Nigeria’s Central Bank has drawn a hard line on financial crime compliance, issuing a sweeping directive that requires every bank, fintech operator, and payment service provider in the country to deploy automated anti-money laundering technology. The move signals a decisive shift away from manual monitoring in a financial system that processed nearly 11 billion instant payment transactions in 2024 alone.
The circular, issued on March 10, 2026, and signed by the directors of the CBN’s Banking Supervision and Compliance departments, introduces what the regulator calls “Baseline Standards for Automated Anti-Money Laundering Solutions.” It applies to deposit money banks, mobile money operators, international money transfer operators, and all other financial institutions under the CBN’s regulatory umbrella. At its core is a straightforward demand: every covered institution must implement automated AML systems capable of monitoring transactions, flagging suspicious activity, and generating regulatory reports in real time. These systems must integrate customer identification, transaction monitoring, sanctions screening, and risk assessment into a single automated pipeline.
Deposit money banks have been given 18 months to reach full compliance, while other financial institutions have 24 months, both timelines running from the date of the circular. The 18-month window for banks is notably an extension from the 12-month deadline the CBN initially proposed when the guidelines were first floated in May 2025. But there is one tight deadline nobody gets to negotiate: all institutions must submit detailed implementation roadmaps to the CBN’s Compliance Department within three months.
The timing is not coincidental.
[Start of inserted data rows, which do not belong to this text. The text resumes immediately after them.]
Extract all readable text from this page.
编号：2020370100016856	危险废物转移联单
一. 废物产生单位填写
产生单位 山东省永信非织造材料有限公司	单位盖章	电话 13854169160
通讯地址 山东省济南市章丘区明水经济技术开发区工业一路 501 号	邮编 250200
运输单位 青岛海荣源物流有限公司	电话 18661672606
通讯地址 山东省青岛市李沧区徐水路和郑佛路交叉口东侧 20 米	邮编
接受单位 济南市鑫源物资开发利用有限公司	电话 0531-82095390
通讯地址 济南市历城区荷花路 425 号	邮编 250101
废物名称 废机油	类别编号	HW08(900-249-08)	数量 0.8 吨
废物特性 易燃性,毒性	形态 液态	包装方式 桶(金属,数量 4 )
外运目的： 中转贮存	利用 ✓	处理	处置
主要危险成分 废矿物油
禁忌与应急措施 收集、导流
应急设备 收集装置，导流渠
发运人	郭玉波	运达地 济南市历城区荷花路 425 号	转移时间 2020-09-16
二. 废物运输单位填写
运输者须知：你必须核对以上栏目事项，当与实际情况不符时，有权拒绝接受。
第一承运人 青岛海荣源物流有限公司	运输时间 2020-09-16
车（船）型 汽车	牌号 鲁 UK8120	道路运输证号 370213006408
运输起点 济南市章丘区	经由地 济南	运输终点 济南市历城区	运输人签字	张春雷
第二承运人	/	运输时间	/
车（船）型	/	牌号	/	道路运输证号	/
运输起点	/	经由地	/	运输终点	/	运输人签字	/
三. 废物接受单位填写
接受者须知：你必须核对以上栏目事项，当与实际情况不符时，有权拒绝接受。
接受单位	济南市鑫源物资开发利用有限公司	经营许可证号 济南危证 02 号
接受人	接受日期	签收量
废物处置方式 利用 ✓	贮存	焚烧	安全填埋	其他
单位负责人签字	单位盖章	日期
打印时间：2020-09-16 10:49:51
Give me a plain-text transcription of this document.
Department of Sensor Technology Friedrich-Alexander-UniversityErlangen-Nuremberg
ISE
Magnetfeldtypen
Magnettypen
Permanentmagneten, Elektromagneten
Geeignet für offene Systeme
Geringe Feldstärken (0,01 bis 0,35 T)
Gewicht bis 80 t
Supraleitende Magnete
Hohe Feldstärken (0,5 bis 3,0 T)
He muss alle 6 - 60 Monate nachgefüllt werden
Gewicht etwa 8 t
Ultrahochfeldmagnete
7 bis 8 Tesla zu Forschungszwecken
Nigeria’s financial landscape has changed dramatically over the past decade. The country now hosts one of Africa’s largest fintech ecosystems, with cross-border financial transactions reaching $20.93 billion in 2024. Digital payments, mobile wallets, and real-time transfers have become the norm rather than the exception, and that rapid digitisation has widened the attack surface for financial criminals. Money laundering, terrorism financing, and digital fraud have grown more sophisticated alongside the very systems they exploit. The CBN’s own Fintech Report 2025, published in February, revealed that 87.5% of Nigerian fintechs already use AI for fraud detection, but the regulator clearly wants that adoption to be universal, standardised, and enforceable. Nigeria’s recent exit from the Financial Action Task Force grey list also looms in the background. Staying off that list demands sustained improvements in anti-money laundering infrastructure, and this directive positions the CBN to demonstrate exactly that on the global stage.
The technical requirements are extensive. Automated AML systems must support risk-based customer due diligence, integrate with domestic and international sanctions databases, screen for politically exposed persons, and connect seamlessly with core banking platforms and regulatory reporting frameworks. The CBN is also explicitly encouraging the use of artificial intelligence, machine learning, and advanced analytics, but with guardrails. Any AI models deployed must undergo independent annual validation, accuracy assessments, fairness reviews, and bias testing. That last point is significant, signalling the CBN is thinking beyond just functionality and into the ethical dimensions of algorithmic decision-making in financial surveillance. Data governance features prominently as well. Institutions must maintain tamper-proof audit trails, implement role-based access controls, use secure authentication protocols, and comply with Nigeria’s Data Protection Act. Vendor management policies must cover everything from procurement to exit strategies for third-party technology providers.
None of this is advisory. The CBN made clear that compliance will be monitored through off-site surveillance, on-site examinations, and thematic regulatory reviews. Institutions that fail to meet the standards or operate ineffective AML systems face remedial directives, administrative sanctions, and penalties that can extend to accountable individuals within those organisations. For institutions applying for new licences, the bar is already set: demonstrate compliance or present credible plans to meet the standards before approval is even considered.
The directive will likely accelerate demand for RegTech solutions across Nigeria’s banking and fintech sectors. Smaller institutions, particularly mobile money operators and payment service providers with limited technical capacity, face the steepest climb. The 24-month compliance window for non-bank institutions reflects that reality, but the three-month roadmap deadline ensures no one can afford to sit on their hands. For larger banks, many of which already run some form of automated transaction monitoring, the challenge is less about building from scratch and more about meeting the CBN’s specific baseline. Integration with KYC repositories, real-time sanctions screening, and the AI validation requirements will demand meaningful investment even from well-resourced institutions.
The broader signal is unmistakable: the CBN views manual AML controls as a relic of a simpler era. In a financial system moving billions of dollars annually through digital channels, the regulator has decided that technology-driven compliance is no longer optional. It is the floor.